Fit2Finish: Design your training with the just-right challenge
Fortunately, the game helps us out here in several ways. Because it is demanding, your hard-working players will be training for fitness while they’re working on soccer. Use game play to identify the fitness needed. You can see their lagging fitness from the sidelines when…
- They get shoved off the ball—they need core strength and balance.
- They lose the footrace to the ball—they need sprint speed and quickness.
- Their feet are leaden in the second half—they need endurance conditioning.
- They try the shot with their weaker foot and it dribbles to the keeper—they need targeted strength and coordination in the performance of the skill.
Okay, so now you see it. How to do you train it?
Use the FITS format to design training with the just-right challenge. The factors to consider are Frequency, Intensity, and Time (duration) and Specificity.
- Frequency is how often you perform a specified kind of training: daily, 3X/week, weekly, monthly, etc.
- Intensity is the load or demand of the physical training.
- Time is the duration of training, specifically how long a body system is challenged; hours/day, days/week, etc.
- Specificity means you improve only what you train: the energy system, the muscles, the joints, the bones. Choose what you desire to train and design your fitness with that in mind.
Then comes the tricky part: the proper training load. Overload without overtraining. That is, the body’s systems need to do more than they’re used to or be “overloaded” in order to get stronger. Just a bit more. And that doesn’t just mean more repetitions. When we subject the body to training demands with change in quantity, quality or type of training we can expect improvement. As a healthy body responds to the increased demand, it adapts and readies to accommodate future demands.
Here is the proper cycle of training adaptation:
Progression (but make haste slowly)
Progression is where we all go wrong. We want to hurry players along toward their potential. But gradual progression using the FITS elements is what they need to sustain their gains and keep improving. Demanding too much too quickly from a body breaks it down. Without adequate time for recovery, adaptation and growth cannot occur. Ignoring recovery is likely to result in injury, so patience in training is essential. The only way to sustain and build on gains is to follow the alternating pattern: challenge/recover/challenge+. The recovery period doesn’t need to be complete rest, but it must offer sufficient recovery to the system that is rebuilding.
How do you know when it’s too much? Since we know this is about individual kids with individual bodies, it gets complicated. The simple answer is: When their form fails, they are doing too much. Back off.
No pain, no gain. (false) While training can be difficult and sometimes uncomfortable, it shouldn’t hurt. Pain is not a natural consequence of exercise or training; it is a signal from the body that should not be ignored. While high intensity training may result in sore muscles and fatigue, if the athletes are in pain, the training is probably excessive. Never require a young athlete in pain to continue. You would never knowingly do this, right? But don’t even imply it.
Especially for boys, don’t belittle a player who may be in pain by calling him weak or wimpy, and monitor this ribbing among players on the team.

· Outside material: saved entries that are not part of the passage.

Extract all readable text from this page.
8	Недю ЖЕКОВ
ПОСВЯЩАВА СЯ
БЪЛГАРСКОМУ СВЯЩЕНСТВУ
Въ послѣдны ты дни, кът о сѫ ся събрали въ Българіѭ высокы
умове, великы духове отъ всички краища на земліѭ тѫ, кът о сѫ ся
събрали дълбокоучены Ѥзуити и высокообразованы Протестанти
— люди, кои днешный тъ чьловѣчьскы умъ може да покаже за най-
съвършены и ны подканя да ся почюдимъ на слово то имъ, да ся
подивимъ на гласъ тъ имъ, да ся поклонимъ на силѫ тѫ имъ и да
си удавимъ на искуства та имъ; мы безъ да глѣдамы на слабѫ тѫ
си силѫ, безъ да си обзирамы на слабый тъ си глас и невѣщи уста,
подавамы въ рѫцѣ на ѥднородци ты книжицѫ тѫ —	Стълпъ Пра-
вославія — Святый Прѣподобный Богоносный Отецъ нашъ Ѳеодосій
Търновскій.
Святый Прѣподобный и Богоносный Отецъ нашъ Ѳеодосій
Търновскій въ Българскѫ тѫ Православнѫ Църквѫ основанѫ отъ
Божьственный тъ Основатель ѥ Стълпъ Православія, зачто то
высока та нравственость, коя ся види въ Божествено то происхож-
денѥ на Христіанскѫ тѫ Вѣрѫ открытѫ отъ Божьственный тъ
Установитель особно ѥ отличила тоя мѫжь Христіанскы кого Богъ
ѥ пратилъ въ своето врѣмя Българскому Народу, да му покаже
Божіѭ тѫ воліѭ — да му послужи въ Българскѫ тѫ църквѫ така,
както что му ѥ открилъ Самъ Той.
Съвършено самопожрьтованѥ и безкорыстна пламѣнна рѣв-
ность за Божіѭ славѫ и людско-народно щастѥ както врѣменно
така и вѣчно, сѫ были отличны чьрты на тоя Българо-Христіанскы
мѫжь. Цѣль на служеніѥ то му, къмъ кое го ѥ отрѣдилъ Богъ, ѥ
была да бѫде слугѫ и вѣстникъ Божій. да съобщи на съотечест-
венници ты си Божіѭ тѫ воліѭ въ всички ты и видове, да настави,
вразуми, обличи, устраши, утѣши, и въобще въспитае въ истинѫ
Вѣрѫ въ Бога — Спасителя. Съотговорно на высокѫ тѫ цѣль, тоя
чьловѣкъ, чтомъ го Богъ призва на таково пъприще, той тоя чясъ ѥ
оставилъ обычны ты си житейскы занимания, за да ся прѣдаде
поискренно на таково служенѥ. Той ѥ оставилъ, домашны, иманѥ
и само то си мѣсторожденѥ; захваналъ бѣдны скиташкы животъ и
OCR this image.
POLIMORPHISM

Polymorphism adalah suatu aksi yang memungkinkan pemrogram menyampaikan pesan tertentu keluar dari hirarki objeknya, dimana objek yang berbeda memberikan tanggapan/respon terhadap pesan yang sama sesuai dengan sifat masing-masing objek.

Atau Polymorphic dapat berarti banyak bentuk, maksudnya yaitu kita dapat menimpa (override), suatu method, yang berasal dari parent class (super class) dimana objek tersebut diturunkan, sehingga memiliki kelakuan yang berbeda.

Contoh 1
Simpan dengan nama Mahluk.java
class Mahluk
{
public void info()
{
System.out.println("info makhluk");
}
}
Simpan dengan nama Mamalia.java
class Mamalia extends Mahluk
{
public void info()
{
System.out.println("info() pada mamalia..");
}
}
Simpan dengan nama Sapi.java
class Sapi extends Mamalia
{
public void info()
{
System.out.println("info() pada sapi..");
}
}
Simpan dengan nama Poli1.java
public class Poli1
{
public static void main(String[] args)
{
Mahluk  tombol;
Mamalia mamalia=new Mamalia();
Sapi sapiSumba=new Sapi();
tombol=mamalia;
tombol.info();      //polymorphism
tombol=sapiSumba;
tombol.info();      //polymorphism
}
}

Especially for girls, don’t celebrate the player who finished the game on a sprained ankle. Girls will get the idea that this is what you’re looking for and fail to report a minor injury before it gets full blown.
Don’t play through pain, ever.
So, success in training looks like this:
- Identify what each player needs to improve his or her game.
- Include training to address these needs into your practice plan.
- Monitor the demands by watching for form failure.
- Increase challenge regularly but gradually.
- Allow sufficient rest for recovery.
- No pain. No gain has no place in youth sports.